It doesn't look like a bad place to call home, all things considered. Edgar had never been happy in the town, neither of them had, but it was Edgar with the plans to leave; to pack his bags one day, take Alan and Sam with him and make a new life in the daylight. Obviously, it hadn't happened. The hanging garlic, the wooden stake outside by the door, everything about this place, screams loudly that Edgar is still hunting. Alan feels a jolt of pride at that. His brother doesn't give up, not for anything.

It is in part that quality that has kept Alan away for so long.

He touches his feet to the ground by the first warning sign, on what looks like the very edge of Edgar's property, and approaches on foot.

There is a truck parked just outside the ring of salt, painted black and red. It looks old and beaten up, but on second glance it is relatively new. The wheels have kicked up the stones that litter the ground, and covered the paint in tiny scratches combined with the layer of dusty grime that covers the sides, it gives the impression that the dirt has begun eating into the paint.

On the door is a stenciled motif that reads 'Frog Brothers'. The same thing is written again on the door to the trailer itself. The words take Alan by surprise, and he finds himself staring at them. They stare back at him defiantly, and a ghost of a smile crosses his face.

The Frog brothers had ceased to exist on the night that a vampire had bit into its own wrist and pressed the wound to his lips, forcing him to choke down the poison that ran through its veins. But there it is. In Edgar's mind they are still a team. That truck is either a testament to his brother's obstinate determination to not allow things to change, or a tribute to a brother he believes long dead. Alan wonders which.

He also wonders whether he is doing the right thing by coming back. He has survived alone, fighting his nature for two years. He has finally come to accept the truth of his reality. He misses Edgar, he wants to see him again, but he doesn't know whether he has the right to drag his brother down into the darkness with him. Because once he knows he is back, Edgar will never let go. Alan knows that.

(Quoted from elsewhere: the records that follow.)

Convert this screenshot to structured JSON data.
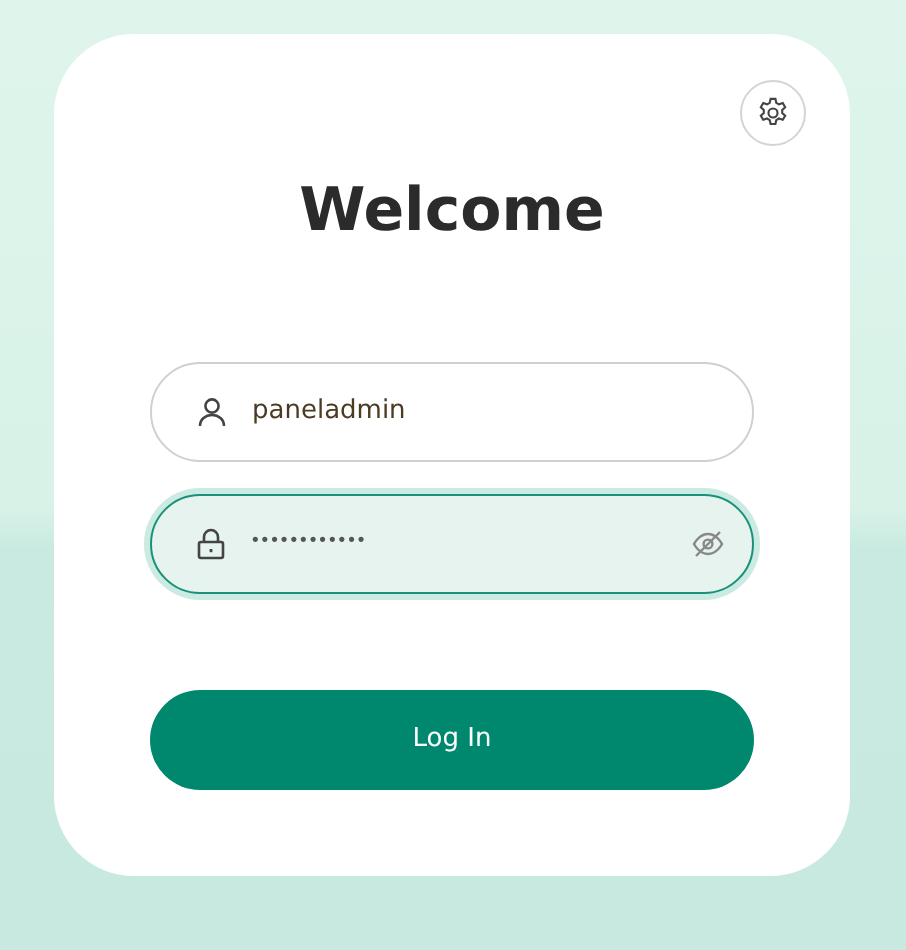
{
  "title": "Welcome",
  "fields": [
    {
      "kind": "username",
      "value": "paneladmin",
      "focused": false
    },
    {
      "kind": "password",
      "value": "••••••••••••",
      "focused": true,
      "revealed": false
    }
  ],
  "buttons": [
    {
      "label": "Log In"
    }
  ]
}
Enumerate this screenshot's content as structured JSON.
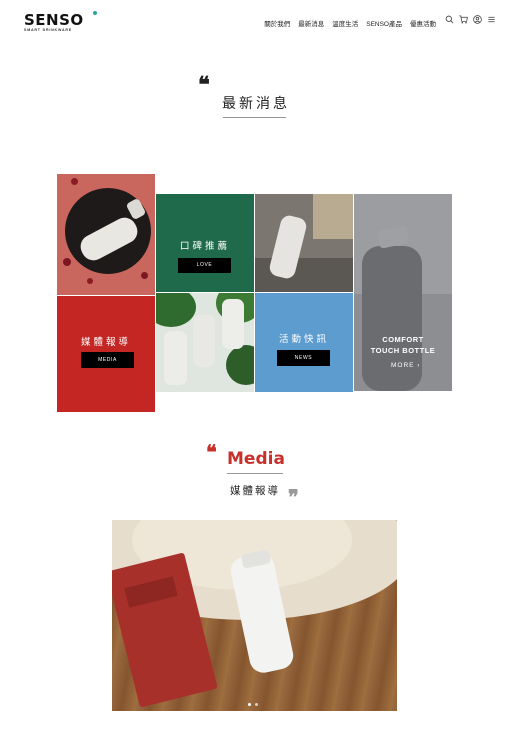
{
  "brand": {
    "name": "SENSO",
    "tagline": "SMART DRINKWARE"
  },
  "nav": {
    "items": [
      {
        "label": "關於我們"
      },
      {
        "label": "最新消息"
      },
      {
        "label": "溫度生活"
      },
      {
        "label": "SENSO產品"
      },
      {
        "label": "優惠活動"
      }
    ],
    "icons": [
      "search-icon",
      "cart-icon",
      "user-icon",
      "menu-icon"
    ]
  },
  "news": {
    "quote_mark": "❝",
    "title": "最新消息"
  },
  "tiles": {
    "love": {
      "title": "口碑推薦",
      "button": "LOVE",
      "color": "#1f6a4b"
    },
    "media": {
      "title": "媒體報導",
      "button": "MEDIA",
      "color": "#c42624"
    },
    "news": {
      "title": "活動快訊",
      "button": "NEWS",
      "color": "#5d9ccf"
    },
    "comfort": {
      "line1": "COMFORT",
      "line2": "TOUCH BOTTLE",
      "more": "MORE ›"
    }
  },
  "media_section": {
    "open_quote": "❝",
    "title": "Media",
    "subtitle": "媒體報導",
    "close_quote": "❞"
  },
  "carousel": {
    "active_index": 0,
    "count": 2
  },
  "colors": {
    "accent_red": "#c8312b",
    "brand_teal": "#2aa89a"
  }
}
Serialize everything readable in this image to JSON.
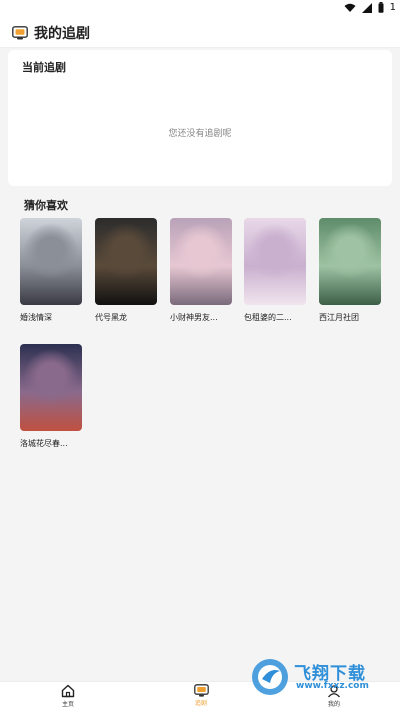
{
  "status_bar": {
    "battery_text": "1"
  },
  "header": {
    "title": "我的追剧"
  },
  "current": {
    "section_title": "当前追剧",
    "empty_text": "您还没有追剧呢"
  },
  "recommend": {
    "section_title": "猜你喜欢",
    "items": [
      {
        "title": "婚浅情深",
        "colors": [
          "#cfd4da",
          "#8b8f98",
          "#3a3a44"
        ]
      },
      {
        "title": "代号黑龙",
        "colors": [
          "#2c2c2c",
          "#5a4a3a",
          "#111111"
        ]
      },
      {
        "title": "小财神男友...",
        "colors": [
          "#b9a2b8",
          "#e6c7d2",
          "#7a6a7c"
        ]
      },
      {
        "title": "包租婆的二...",
        "colors": [
          "#e8d8e8",
          "#c9b0cf",
          "#f1e4ee"
        ]
      },
      {
        "title": "西江月社团",
        "colors": [
          "#5e8c6a",
          "#9ec2a3",
          "#3c5f47"
        ]
      },
      {
        "title": "洛城花尽春...",
        "colors": [
          "#2c3050",
          "#8a6a8c",
          "#c05040"
        ]
      }
    ]
  },
  "bottom_nav": {
    "items": [
      {
        "label": "主页",
        "icon": "home-icon",
        "active": false
      },
      {
        "label": "追剧",
        "icon": "tv-icon",
        "active": true
      },
      {
        "label": "我的",
        "icon": "profile-icon",
        "active": false
      }
    ]
  },
  "watermark": {
    "text": "飞翔下载",
    "url": "www.fxxz.com"
  },
  "colors": {
    "accent": "#f0a030",
    "background": "#f4f4f5",
    "watermark": "#2f8fd8"
  }
}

He even wants that, in a way.

There are two hours until dawn, but already Alan can sense its gradual approach and the danger it poses to the evil inside him. A half vampire can withstand daylight, but it hurts, and each day it hurts a little more. Some nights, he wonders whether a kill really is necessary in order to turn fully, or whether it will keep getting worse and worse until one night he will wake up to find that the gradual progression of symptoms have finally stopped, and there is no longer any going back.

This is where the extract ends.